Sunday, January 7, 2018

MARY'S IMMACULATE CONCEPTION


“HAIL, MARY, FULL OF GRACE ... ”

December 8th, 2017: Immaculate Conception of the BVM.

Genesis 3:9-15, 20; Ephesians, 1:3-6,   11-12; Luke 1:26-38.

          Have you ever felt so ashamed of yourself that you wanted to run away and hide? Today’s first reading is about a man who felt that way. After disobeying God’s command, Adam hides, hoping to avoid a confrontation with the loving Creator and Father against whom he has rebelled. 

          When God pursues him and asks, “Where are you?” the man replies: “I was afraid ... so I hid myself.” He thought he would find happiness by ‘doing his own thing.’ Instead he finds only disappointment, frustration, and shame. Is there anyone here who has never had a similar experience? This simple story is no primitive folk tale. It is the story of Everyman – true to our common experience of life. If the story has a moral, it is this. We find happiness, joy, and peace only when we stop trying to run away and hide from God, and begin entrusting ourselves to him in faith. 

          The Church gives us, in Holy Scripture, a beautiful human model of this trusting faith: Mary, the mother of the Lord. The Catechism says: “By her complete adherence to the Father’s will, to his Son’s redemptive work, and to every prompting of the Holy Spirit, the Virgin Mary is the Church’s model of faith and charity.” (No. 967)

         The gospels of Luke and Matthew tell us that Mary was betrothed to Joseph. That was a kind of religiously sanctioned engagement. Nowhere do we find any account or reference to Mary and Joseph marrying. Instead Luke tells us about the angel Gabriel appearing to Mary to tell her she was to be the mother of God’s Son. To that Mary said “Be it done to me according to your word.” That was Mary’s marriage: To God, not to Joseph. Having given herself completely to God, it was impossible for Mary ever to give herself to a man. That is why she is called, and is, “ever virgin.” 

          All of this remained unknown to others, both at Bethlehem and later at Nazareth. To them, Mary was an unmarried mother.

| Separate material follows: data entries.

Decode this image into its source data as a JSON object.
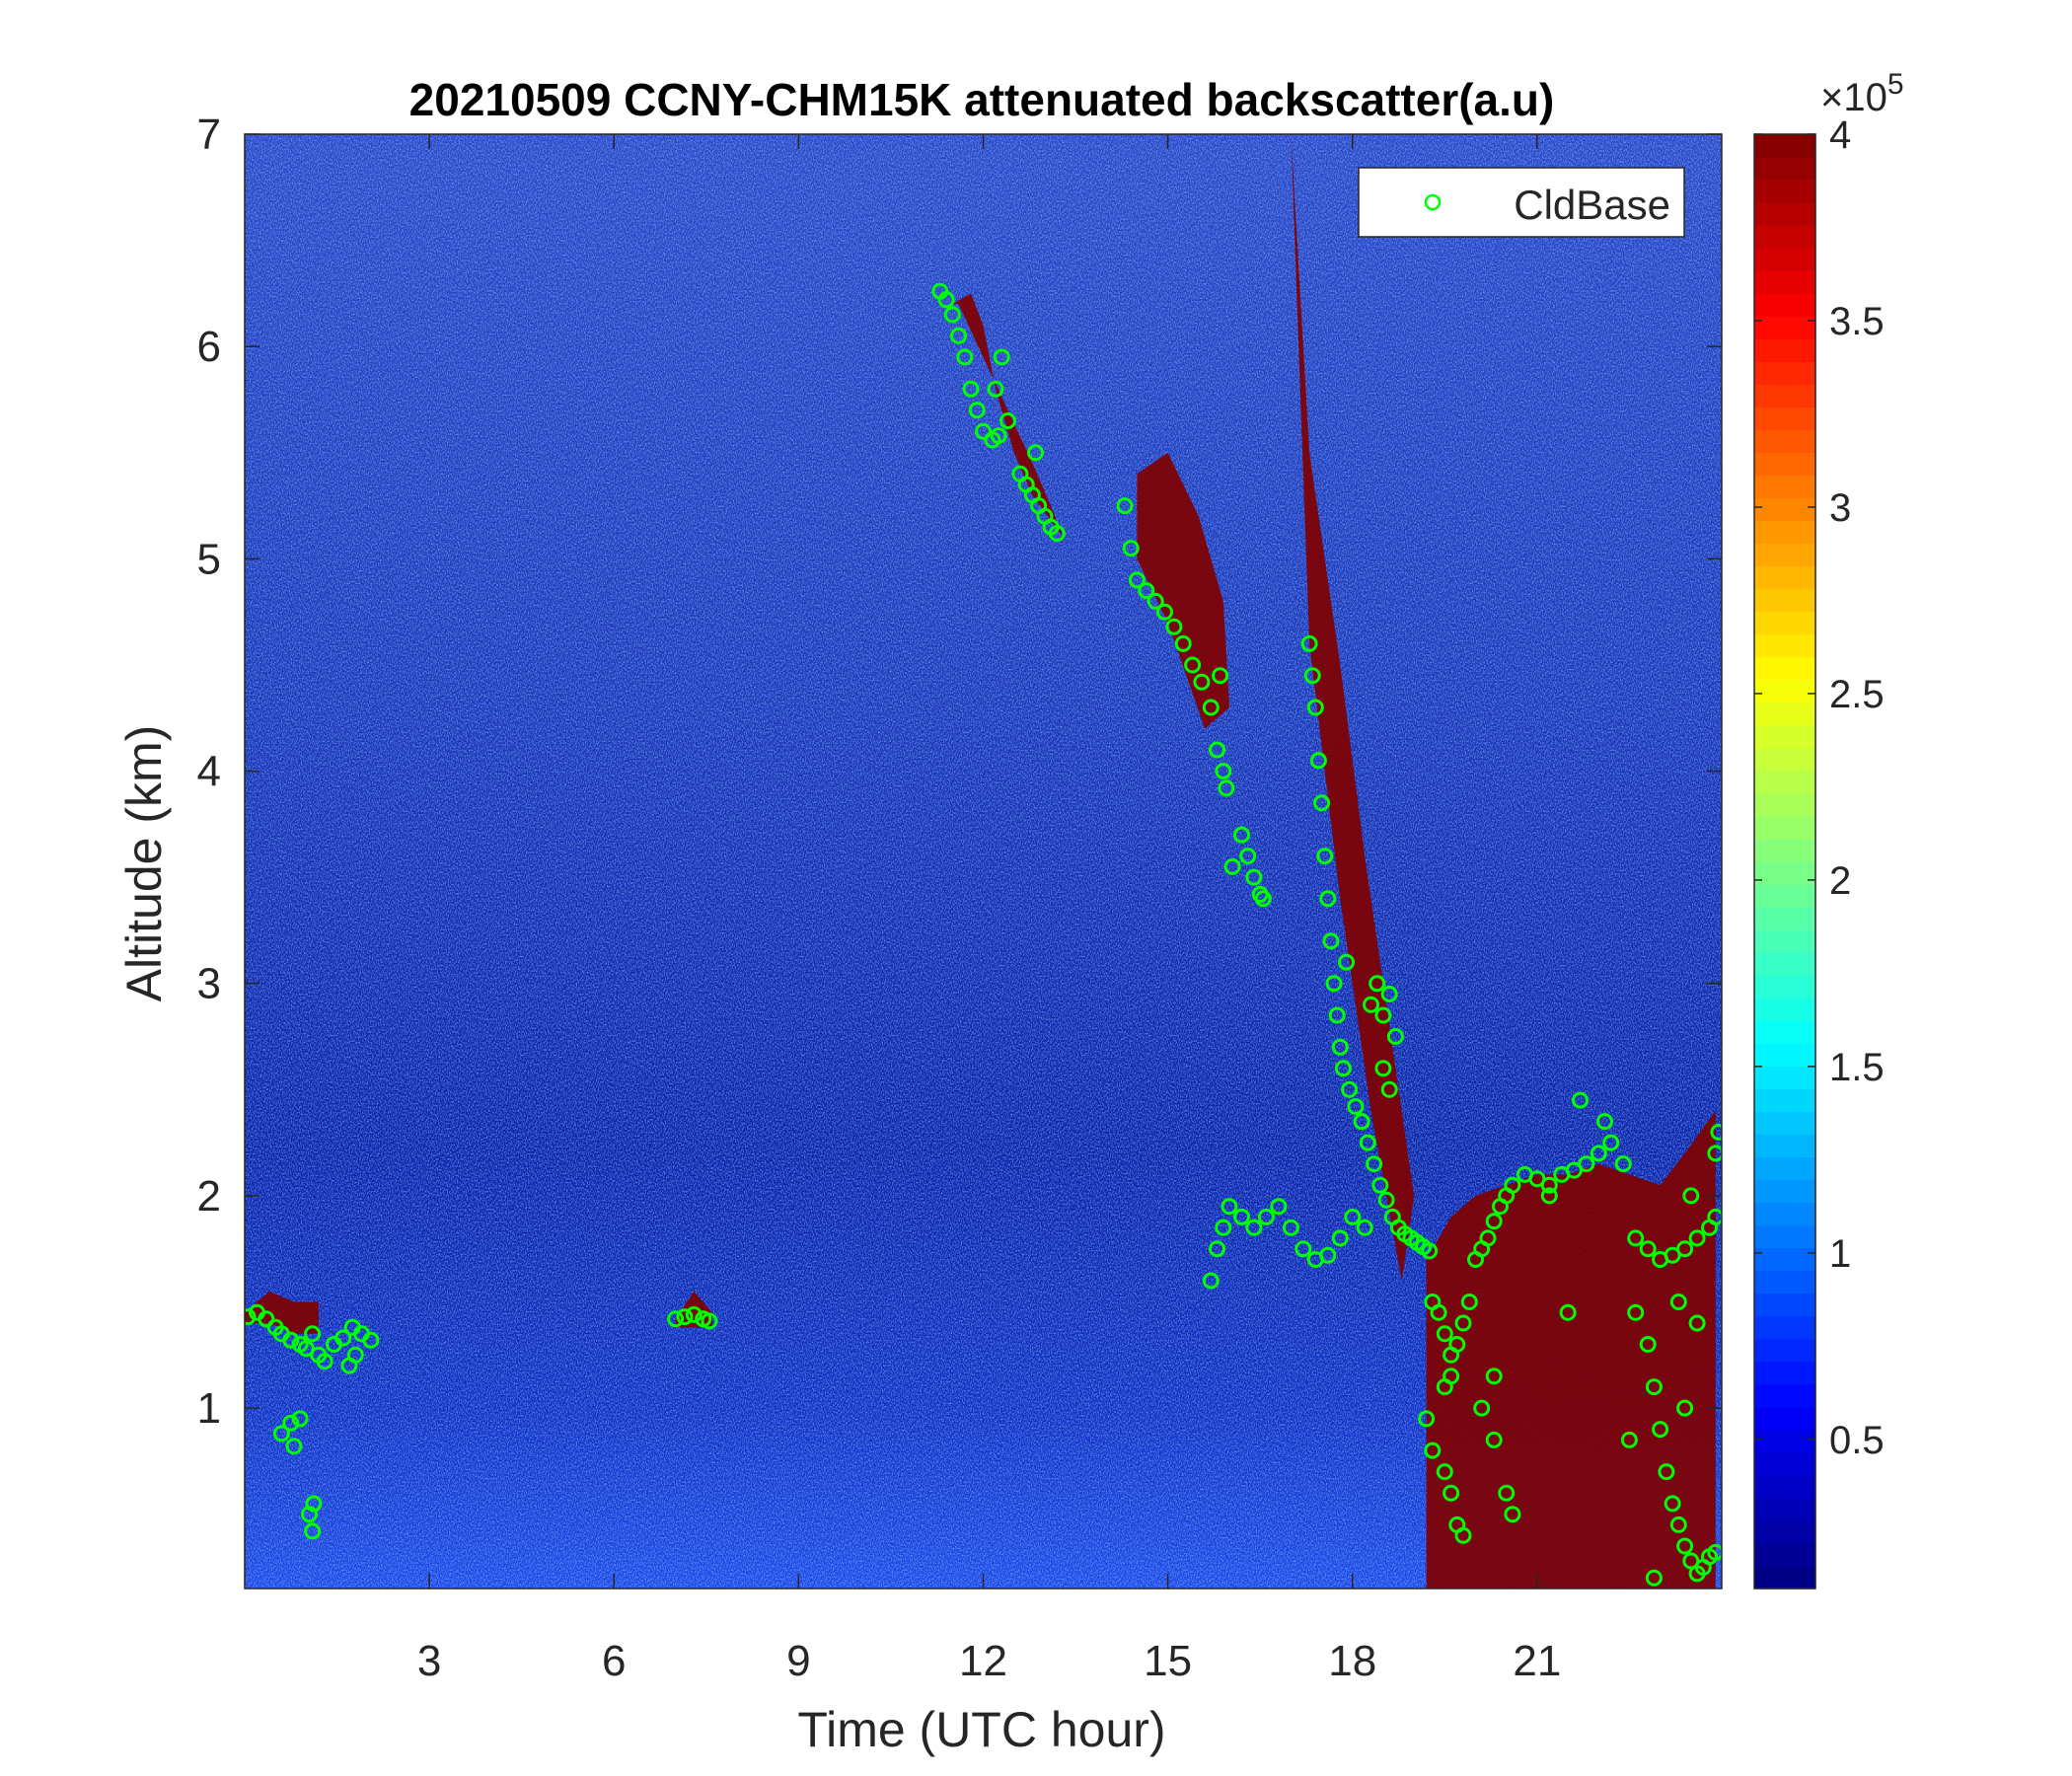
{
  "chart_data": {
    "type": "heatmap",
    "title": "20210509 CCNY-CHM15K attenuated backscatter(a.u)",
    "xlabel": "Time (UTC hour)",
    "ylabel": "Altitude (km)",
    "xlim": [
      0,
      24
    ],
    "ylim": [
      0.15,
      7
    ],
    "x_ticks": [
      3,
      6,
      9,
      12,
      15,
      18,
      21
    ],
    "y_ticks": [
      1,
      2,
      3,
      4,
      5,
      6,
      7
    ],
    "colorbar": {
      "colormap": "jet",
      "range": [
        0.1,
        4
      ],
      "ticks": [
        0.5,
        1,
        1.5,
        2,
        2.5,
        3,
        3.5,
        4
      ],
      "exponent_label": "×10",
      "exponent": "5"
    },
    "legend": {
      "position": "top-right",
      "entries": [
        "CldBase"
      ],
      "marker_color": "#00ff00"
    },
    "saturated_regions": [
      {
        "x": [
          11.5,
          11.8,
          12.0,
          12.2,
          12.5,
          12.8,
          13.3,
          13.1,
          12.8,
          12.4,
          12.0,
          11.6
        ],
        "y": [
          6.2,
          6.25,
          6.1,
          5.8,
          5.5,
          5.3,
          5.1,
          5.25,
          5.45,
          5.7,
          5.95,
          6.2
        ]
      },
      {
        "x": [
          14.5,
          15.0,
          15.5,
          15.9,
          16.0,
          15.6,
          15.0,
          14.5
        ],
        "y": [
          5.4,
          5.5,
          5.2,
          4.8,
          4.3,
          4.2,
          4.7,
          5.0
        ]
      },
      {
        "x": [
          17.0,
          17.3,
          17.8,
          18.2,
          18.6,
          19.0,
          18.8,
          18.3,
          17.8,
          17.3
        ],
        "y": [
          7.0,
          5.5,
          4.5,
          3.6,
          2.8,
          2.0,
          1.6,
          2.4,
          3.4,
          4.6
        ]
      },
      {
        "x": [
          19.2,
          19.6,
          20.0,
          20.5,
          21.0,
          21.5,
          22.0,
          22.5,
          23.0,
          23.4,
          23.9,
          23.9,
          23.0,
          22.0,
          21.0,
          20.5,
          19.2
        ],
        "y": [
          1.7,
          1.9,
          2.0,
          2.05,
          2.1,
          2.1,
          2.15,
          2.1,
          2.05,
          2.2,
          2.4,
          0.15,
          0.15,
          0.15,
          0.15,
          0.15,
          0.15
        ]
      },
      {
        "x": [
          0.0,
          0.4,
          0.8,
          1.2,
          1.2,
          0.8,
          0.4,
          0.0
        ],
        "y": [
          1.45,
          1.55,
          1.5,
          1.5,
          1.35,
          1.35,
          1.4,
          1.4
        ]
      },
      {
        "x": [
          7.0,
          7.3,
          7.6,
          7.6,
          7.0
        ],
        "y": [
          1.42,
          1.55,
          1.45,
          1.38,
          1.38
        ]
      }
    ],
    "series": [
      {
        "name": "CldBase",
        "points": [
          [
            0.05,
            1.43
          ],
          [
            0.2,
            1.45
          ],
          [
            0.35,
            1.42
          ],
          [
            0.5,
            1.38
          ],
          [
            0.6,
            1.35
          ],
          [
            0.75,
            1.32
          ],
          [
            0.9,
            1.3
          ],
          [
            1.0,
            1.28
          ],
          [
            1.1,
            1.35
          ],
          [
            1.2,
            1.25
          ],
          [
            1.3,
            1.22
          ],
          [
            1.45,
            1.3
          ],
          [
            1.6,
            1.33
          ],
          [
            1.75,
            1.38
          ],
          [
            1.9,
            1.35
          ],
          [
            2.05,
            1.32
          ],
          [
            1.7,
            1.2
          ],
          [
            1.8,
            1.25
          ],
          [
            0.6,
            0.88
          ],
          [
            0.75,
            0.93
          ],
          [
            0.8,
            0.82
          ],
          [
            0.9,
            0.95
          ],
          [
            1.05,
            0.5
          ],
          [
            1.1,
            0.42
          ],
          [
            1.12,
            0.55
          ],
          [
            7.0,
            1.42
          ],
          [
            7.15,
            1.43
          ],
          [
            7.3,
            1.44
          ],
          [
            7.45,
            1.42
          ],
          [
            7.55,
            1.41
          ],
          [
            11.3,
            6.26
          ],
          [
            11.4,
            6.22
          ],
          [
            11.5,
            6.15
          ],
          [
            11.6,
            6.05
          ],
          [
            11.7,
            5.95
          ],
          [
            11.8,
            5.8
          ],
          [
            11.9,
            5.7
          ],
          [
            12.0,
            5.6
          ],
          [
            12.15,
            5.56
          ],
          [
            12.25,
            5.58
          ],
          [
            12.4,
            5.65
          ],
          [
            12.2,
            5.8
          ],
          [
            12.3,
            5.95
          ],
          [
            12.6,
            5.4
          ],
          [
            12.7,
            5.35
          ],
          [
            12.8,
            5.3
          ],
          [
            12.9,
            5.25
          ],
          [
            13.0,
            5.2
          ],
          [
            13.1,
            5.15
          ],
          [
            13.2,
            5.12
          ],
          [
            12.85,
            5.5
          ],
          [
            14.3,
            5.25
          ],
          [
            14.4,
            5.05
          ],
          [
            14.5,
            4.9
          ],
          [
            14.65,
            4.85
          ],
          [
            14.8,
            4.8
          ],
          [
            14.95,
            4.75
          ],
          [
            15.1,
            4.68
          ],
          [
            15.25,
            4.6
          ],
          [
            15.4,
            4.5
          ],
          [
            15.55,
            4.42
          ],
          [
            15.7,
            4.3
          ],
          [
            15.8,
            4.1
          ],
          [
            15.9,
            4.0
          ],
          [
            15.95,
            3.92
          ],
          [
            15.85,
            4.45
          ],
          [
            16.05,
            3.55
          ],
          [
            16.2,
            3.7
          ],
          [
            16.3,
            3.6
          ],
          [
            16.4,
            3.5
          ],
          [
            16.5,
            3.42
          ],
          [
            16.55,
            3.4
          ],
          [
            15.7,
            1.6
          ],
          [
            15.8,
            1.75
          ],
          [
            15.9,
            1.85
          ],
          [
            16.0,
            1.95
          ],
          [
            16.2,
            1.9
          ],
          [
            16.4,
            1.85
          ],
          [
            16.6,
            1.9
          ],
          [
            16.8,
            1.95
          ],
          [
            17.0,
            1.85
          ],
          [
            17.2,
            1.75
          ],
          [
            17.4,
            1.7
          ],
          [
            17.6,
            1.72
          ],
          [
            17.8,
            1.8
          ],
          [
            18.0,
            1.9
          ],
          [
            18.2,
            1.85
          ],
          [
            17.3,
            4.6
          ],
          [
            17.35,
            4.45
          ],
          [
            17.4,
            4.3
          ],
          [
            17.45,
            4.05
          ],
          [
            17.5,
            3.85
          ],
          [
            17.55,
            3.6
          ],
          [
            17.6,
            3.4
          ],
          [
            17.65,
            3.2
          ],
          [
            17.7,
            3.0
          ],
          [
            17.75,
            2.85
          ],
          [
            17.8,
            2.7
          ],
          [
            17.85,
            2.6
          ],
          [
            17.95,
            2.5
          ],
          [
            18.05,
            2.42
          ],
          [
            18.15,
            2.35
          ],
          [
            18.25,
            2.25
          ],
          [
            18.35,
            2.15
          ],
          [
            18.45,
            2.05
          ],
          [
            18.55,
            1.98
          ],
          [
            18.65,
            1.9
          ],
          [
            18.75,
            1.85
          ],
          [
            18.85,
            1.82
          ],
          [
            18.95,
            1.8
          ],
          [
            19.05,
            1.78
          ],
          [
            19.15,
            1.76
          ],
          [
            19.25,
            1.74
          ],
          [
            18.3,
            2.9
          ],
          [
            18.4,
            3.0
          ],
          [
            18.5,
            2.85
          ],
          [
            18.6,
            2.95
          ],
          [
            18.7,
            2.75
          ],
          [
            18.6,
            2.5
          ],
          [
            18.5,
            2.6
          ],
          [
            17.9,
            3.1
          ],
          [
            19.3,
            1.5
          ],
          [
            19.4,
            1.45
          ],
          [
            19.5,
            1.35
          ],
          [
            19.6,
            1.25
          ],
          [
            19.7,
            1.3
          ],
          [
            19.8,
            1.4
          ],
          [
            19.9,
            1.5
          ],
          [
            19.5,
            1.1
          ],
          [
            19.6,
            1.15
          ],
          [
            19.2,
            0.95
          ],
          [
            19.3,
            0.8
          ],
          [
            19.5,
            0.7
          ],
          [
            19.6,
            0.6
          ],
          [
            19.7,
            0.45
          ],
          [
            19.8,
            0.4
          ],
          [
            20.1,
            1.0
          ],
          [
            20.3,
            1.15
          ],
          [
            20.0,
            1.7
          ],
          [
            20.1,
            1.75
          ],
          [
            20.2,
            1.8
          ],
          [
            20.3,
            1.88
          ],
          [
            20.4,
            1.95
          ],
          [
            20.5,
            2.0
          ],
          [
            20.6,
            2.05
          ],
          [
            20.8,
            2.1
          ],
          [
            21.0,
            2.08
          ],
          [
            21.2,
            2.05
          ],
          [
            21.4,
            2.1
          ],
          [
            21.6,
            2.12
          ],
          [
            21.8,
            2.15
          ],
          [
            22.0,
            2.2
          ],
          [
            22.2,
            2.25
          ],
          [
            22.4,
            2.15
          ],
          [
            22.1,
            2.35
          ],
          [
            21.7,
            2.45
          ],
          [
            21.2,
            2.0
          ],
          [
            22.6,
            1.8
          ],
          [
            22.8,
            1.75
          ],
          [
            23.0,
            1.7
          ],
          [
            23.2,
            1.72
          ],
          [
            23.4,
            1.75
          ],
          [
            23.6,
            1.8
          ],
          [
            23.8,
            1.85
          ],
          [
            23.9,
            1.9
          ],
          [
            23.95,
            2.3
          ],
          [
            23.9,
            2.2
          ],
          [
            23.5,
            2.0
          ],
          [
            22.8,
            1.3
          ],
          [
            22.9,
            1.1
          ],
          [
            23.0,
            0.9
          ],
          [
            23.1,
            0.7
          ],
          [
            23.2,
            0.55
          ],
          [
            23.3,
            0.45
          ],
          [
            23.4,
            0.35
          ],
          [
            23.5,
            0.28
          ],
          [
            23.6,
            0.22
          ],
          [
            23.7,
            0.25
          ],
          [
            23.8,
            0.3
          ],
          [
            23.9,
            0.32
          ],
          [
            22.9,
            0.2
          ],
          [
            22.6,
            1.45
          ],
          [
            23.3,
            1.5
          ],
          [
            23.6,
            1.4
          ],
          [
            20.5,
            0.6
          ],
          [
            20.6,
            0.5
          ],
          [
            20.3,
            0.85
          ],
          [
            21.5,
            1.45
          ],
          [
            22.5,
            0.85
          ],
          [
            23.4,
            1.0
          ]
        ]
      }
    ]
  }
}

Yet Mary accepted this humiliation, trusting that it was God’s will for her.

          On today’s feast of the Immaculate Conception, we praise God for preparing Mary from the moment of her conception in her mother’s womb (which took place through normal human procreation) from that fundamental defect of human nature which the theologians call “original sin.” This defect means that we come into the world imperfect, not as God originally intended us to be. From this defect we are healed by baptism, when God reaches out and claims us for his own. In baptism we are reborn spiritually, becoming God’s children by adoption; and by his free gift, we are graced with the perfect human nature of our savior and redeemer, Jesus Christ. 

          The Immaculate Conception means that Mary had no need for baptism. As the Catechism says, quoting the words of our second reading: “The Father blessed Mary more than any other created person ‘in Christ with every spiritual blessing in the heavenly places’ and chose her ‘in Christ before the foundation of the world, to be holy and blameless before him in love.’” (No. 492)  

          Today we praise God for bestowing this unique privilege on Mary in order to prepare her beforehand to be the mother of his Son. That gift did not take away Mary’s freedom, however. For her, as for each of us, her acceptance by God – her salvation – was a free gift that required her cooperation with God, the giver of this gift. 

          As we honor Mary for her words of free assent, “May it be done to me according to your word,” we invoke her prayers that we may make our assent to God; that we too may say our “Yes” to God, as she did.